Pfingsttour 2008 von Potsdam nach Brandenburg
Das Telefon klingelt. Meine Frau ruft an. Endlich ist er da.
Für unsere diesjährige Bootstour durch Brandenburg habe ich per Internet einen kleinen Johnson Außenbordmotor gekauft, und war schon in Sorge, dass er nicht mehr rechtzeitig eintrifft. Immerhin ist schon Donnerstag, und am Sonntag wollen wir los.
Unser alter Außenbordmotor war für unser Boot zu sperrig und zu schwer und von der Leistung her reichlich überdimensioniert. Der neue ist klein, nur 13 kg schwer und mit 2,5 PS immer noch reichlich. Und ich erhoffe mir einen sparsamen Spritverbrauch.
Am Freitag Nachmittag mache ich einen Probelauf in der blauen Papiermülltonne. Der Kühlwasserstrahl ist etwas dürftig, aber sonst läuft er gut.

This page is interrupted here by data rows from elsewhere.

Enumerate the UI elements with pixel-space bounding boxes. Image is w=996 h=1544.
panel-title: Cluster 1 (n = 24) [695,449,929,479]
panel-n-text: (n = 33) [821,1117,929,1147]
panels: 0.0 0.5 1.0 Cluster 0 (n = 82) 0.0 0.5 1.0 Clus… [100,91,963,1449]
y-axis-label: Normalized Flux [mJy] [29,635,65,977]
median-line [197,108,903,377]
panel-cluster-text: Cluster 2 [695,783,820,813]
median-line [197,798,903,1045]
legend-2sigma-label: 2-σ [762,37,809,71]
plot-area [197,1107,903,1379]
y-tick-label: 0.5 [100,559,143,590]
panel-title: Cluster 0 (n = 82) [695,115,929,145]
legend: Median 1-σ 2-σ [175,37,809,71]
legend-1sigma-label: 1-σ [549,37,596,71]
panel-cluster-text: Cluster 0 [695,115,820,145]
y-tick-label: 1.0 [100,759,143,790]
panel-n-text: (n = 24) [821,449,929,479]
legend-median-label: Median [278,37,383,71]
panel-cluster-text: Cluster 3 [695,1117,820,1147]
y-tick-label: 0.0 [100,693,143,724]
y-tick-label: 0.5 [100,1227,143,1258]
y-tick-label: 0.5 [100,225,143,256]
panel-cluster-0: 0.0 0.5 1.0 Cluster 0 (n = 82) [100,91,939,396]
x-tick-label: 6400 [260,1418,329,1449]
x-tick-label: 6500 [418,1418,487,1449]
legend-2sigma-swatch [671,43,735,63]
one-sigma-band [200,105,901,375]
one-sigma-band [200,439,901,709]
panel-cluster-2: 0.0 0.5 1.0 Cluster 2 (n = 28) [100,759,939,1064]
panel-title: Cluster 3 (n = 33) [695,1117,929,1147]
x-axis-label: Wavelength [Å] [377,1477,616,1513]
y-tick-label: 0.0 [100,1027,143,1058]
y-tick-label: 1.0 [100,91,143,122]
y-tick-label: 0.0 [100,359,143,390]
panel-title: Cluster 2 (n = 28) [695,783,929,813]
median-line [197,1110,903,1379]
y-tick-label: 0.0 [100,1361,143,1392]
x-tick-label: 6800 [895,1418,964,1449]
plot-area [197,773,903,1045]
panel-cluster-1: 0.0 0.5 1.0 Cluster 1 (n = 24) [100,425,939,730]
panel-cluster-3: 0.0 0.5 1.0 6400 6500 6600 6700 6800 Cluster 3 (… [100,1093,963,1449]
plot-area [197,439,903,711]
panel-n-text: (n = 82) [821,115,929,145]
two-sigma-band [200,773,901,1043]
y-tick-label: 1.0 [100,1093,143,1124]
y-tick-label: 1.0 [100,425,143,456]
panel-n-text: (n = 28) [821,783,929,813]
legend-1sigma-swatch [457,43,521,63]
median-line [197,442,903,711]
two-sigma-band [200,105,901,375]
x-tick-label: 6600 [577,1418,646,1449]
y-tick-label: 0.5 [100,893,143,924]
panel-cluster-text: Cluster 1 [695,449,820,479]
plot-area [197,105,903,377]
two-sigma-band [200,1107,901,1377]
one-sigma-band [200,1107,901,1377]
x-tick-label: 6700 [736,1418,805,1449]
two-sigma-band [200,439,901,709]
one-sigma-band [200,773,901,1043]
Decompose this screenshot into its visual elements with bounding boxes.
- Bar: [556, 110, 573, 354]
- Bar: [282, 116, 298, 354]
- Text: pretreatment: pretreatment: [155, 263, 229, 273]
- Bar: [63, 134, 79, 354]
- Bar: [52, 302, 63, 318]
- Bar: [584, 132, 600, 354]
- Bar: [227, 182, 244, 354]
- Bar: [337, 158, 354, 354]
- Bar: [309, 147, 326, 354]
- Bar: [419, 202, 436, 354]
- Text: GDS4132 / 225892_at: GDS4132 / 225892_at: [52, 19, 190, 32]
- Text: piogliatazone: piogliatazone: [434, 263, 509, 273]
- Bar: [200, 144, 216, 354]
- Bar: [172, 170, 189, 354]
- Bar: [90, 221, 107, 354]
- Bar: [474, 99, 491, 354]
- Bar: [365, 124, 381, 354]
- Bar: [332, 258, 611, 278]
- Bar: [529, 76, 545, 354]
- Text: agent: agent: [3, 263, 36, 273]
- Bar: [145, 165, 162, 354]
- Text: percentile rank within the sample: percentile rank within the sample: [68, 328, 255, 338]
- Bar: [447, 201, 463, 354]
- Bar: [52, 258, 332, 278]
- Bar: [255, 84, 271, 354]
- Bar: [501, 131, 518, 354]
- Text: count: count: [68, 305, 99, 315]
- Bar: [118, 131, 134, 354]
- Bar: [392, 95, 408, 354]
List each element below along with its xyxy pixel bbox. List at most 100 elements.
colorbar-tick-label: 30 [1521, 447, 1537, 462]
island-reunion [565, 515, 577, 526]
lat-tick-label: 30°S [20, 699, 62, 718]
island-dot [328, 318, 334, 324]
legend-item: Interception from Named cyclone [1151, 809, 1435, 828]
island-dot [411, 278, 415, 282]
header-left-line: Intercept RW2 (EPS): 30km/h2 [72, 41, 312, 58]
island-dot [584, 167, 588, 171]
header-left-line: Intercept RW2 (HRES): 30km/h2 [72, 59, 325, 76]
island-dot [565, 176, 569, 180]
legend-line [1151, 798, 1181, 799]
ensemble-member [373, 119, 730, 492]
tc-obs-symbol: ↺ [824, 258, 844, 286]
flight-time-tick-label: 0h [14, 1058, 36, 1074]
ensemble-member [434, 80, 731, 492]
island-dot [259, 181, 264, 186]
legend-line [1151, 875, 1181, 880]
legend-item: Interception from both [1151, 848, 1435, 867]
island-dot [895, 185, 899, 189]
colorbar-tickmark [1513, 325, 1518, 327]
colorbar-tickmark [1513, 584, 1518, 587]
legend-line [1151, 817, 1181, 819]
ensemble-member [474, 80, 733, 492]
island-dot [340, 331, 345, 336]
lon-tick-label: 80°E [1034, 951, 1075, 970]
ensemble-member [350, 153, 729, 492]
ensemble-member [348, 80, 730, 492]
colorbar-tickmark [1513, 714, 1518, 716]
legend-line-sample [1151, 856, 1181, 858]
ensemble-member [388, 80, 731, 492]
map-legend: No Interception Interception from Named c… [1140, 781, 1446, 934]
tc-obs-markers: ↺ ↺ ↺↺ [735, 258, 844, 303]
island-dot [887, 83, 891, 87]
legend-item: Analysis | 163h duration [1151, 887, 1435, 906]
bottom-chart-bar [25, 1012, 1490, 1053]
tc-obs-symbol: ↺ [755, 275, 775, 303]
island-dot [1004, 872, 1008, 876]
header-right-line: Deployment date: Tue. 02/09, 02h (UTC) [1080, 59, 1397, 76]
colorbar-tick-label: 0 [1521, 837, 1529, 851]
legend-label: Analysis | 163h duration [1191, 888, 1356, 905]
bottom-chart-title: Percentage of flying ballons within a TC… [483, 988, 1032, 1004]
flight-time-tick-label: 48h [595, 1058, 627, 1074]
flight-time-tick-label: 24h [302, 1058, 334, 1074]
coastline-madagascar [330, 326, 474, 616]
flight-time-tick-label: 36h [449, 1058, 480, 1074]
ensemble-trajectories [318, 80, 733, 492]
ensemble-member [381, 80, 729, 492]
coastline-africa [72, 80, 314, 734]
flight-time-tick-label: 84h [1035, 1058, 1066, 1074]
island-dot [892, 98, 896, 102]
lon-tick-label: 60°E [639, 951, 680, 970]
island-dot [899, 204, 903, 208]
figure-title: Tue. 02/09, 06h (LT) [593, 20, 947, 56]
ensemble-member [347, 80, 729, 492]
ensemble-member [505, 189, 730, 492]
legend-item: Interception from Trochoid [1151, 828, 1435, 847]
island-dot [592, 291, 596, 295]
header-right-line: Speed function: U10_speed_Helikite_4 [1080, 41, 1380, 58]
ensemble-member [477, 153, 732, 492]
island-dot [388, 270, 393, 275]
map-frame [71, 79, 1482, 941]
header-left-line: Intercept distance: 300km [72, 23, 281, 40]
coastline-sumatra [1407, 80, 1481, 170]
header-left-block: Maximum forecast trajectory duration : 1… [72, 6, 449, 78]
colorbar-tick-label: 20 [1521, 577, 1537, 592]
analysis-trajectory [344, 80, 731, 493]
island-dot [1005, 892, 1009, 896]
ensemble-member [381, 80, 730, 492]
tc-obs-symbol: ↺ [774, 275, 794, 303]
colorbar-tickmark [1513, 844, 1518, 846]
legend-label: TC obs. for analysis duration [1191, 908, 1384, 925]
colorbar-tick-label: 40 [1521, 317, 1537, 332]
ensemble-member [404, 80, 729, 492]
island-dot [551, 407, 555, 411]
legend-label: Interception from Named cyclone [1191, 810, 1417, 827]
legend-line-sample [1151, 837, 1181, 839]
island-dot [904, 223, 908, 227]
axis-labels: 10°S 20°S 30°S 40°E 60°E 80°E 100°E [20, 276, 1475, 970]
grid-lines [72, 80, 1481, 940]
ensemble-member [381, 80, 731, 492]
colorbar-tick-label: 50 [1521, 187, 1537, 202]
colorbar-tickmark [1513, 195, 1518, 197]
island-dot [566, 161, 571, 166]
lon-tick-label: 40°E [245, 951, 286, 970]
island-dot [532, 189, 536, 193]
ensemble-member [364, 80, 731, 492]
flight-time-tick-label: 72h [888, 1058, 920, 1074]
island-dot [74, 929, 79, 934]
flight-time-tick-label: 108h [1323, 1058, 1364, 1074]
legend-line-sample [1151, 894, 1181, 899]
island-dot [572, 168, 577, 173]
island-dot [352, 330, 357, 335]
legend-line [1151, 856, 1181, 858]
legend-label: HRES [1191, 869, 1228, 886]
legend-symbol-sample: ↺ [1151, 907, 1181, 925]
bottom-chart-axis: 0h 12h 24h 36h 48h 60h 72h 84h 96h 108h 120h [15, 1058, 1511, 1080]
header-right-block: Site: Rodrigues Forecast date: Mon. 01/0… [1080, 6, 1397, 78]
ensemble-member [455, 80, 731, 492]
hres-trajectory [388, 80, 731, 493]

Eigentlich wollen wir die Tour in Brandenburg beim Wassersportverein „Freie Wasserfahrer“ beginnen, und dann auf der Havel in Richtung Osten fahren. Aber es ist Wind aus Nordost angesagt. Deshalb beschließen wir, unsere Tour in Potsdam zu starten. In unserem Wasserwanderatlas ist der Potsdamer Seglerverein als Zelt- und Parkmöglichkeit angegeben. Die Leute vom Seglerverein wissen zwar nichts von diesem Eintrag, aber wir können trotzdem für 4 Euro eine Nacht zelten und das Auto für 2 Euro pro Nacht stehen lassen. Die Kinder können baden und ein kleiner Spielplatz ist auch da.

Der nächste Morgen empfängt uns mit strahlendem Sonnenschein. Trotz dem dauert es bis halb zwölf, bis das Boot im Wasser und beladen ist. Es ist kaum Wind, und ich bin sowieso neugierig, wie sich der neue Motor fährt. Da ich erst mal vergesse, den Benzinhahn zu öffnen, dauert es eine Weile bis er läuft.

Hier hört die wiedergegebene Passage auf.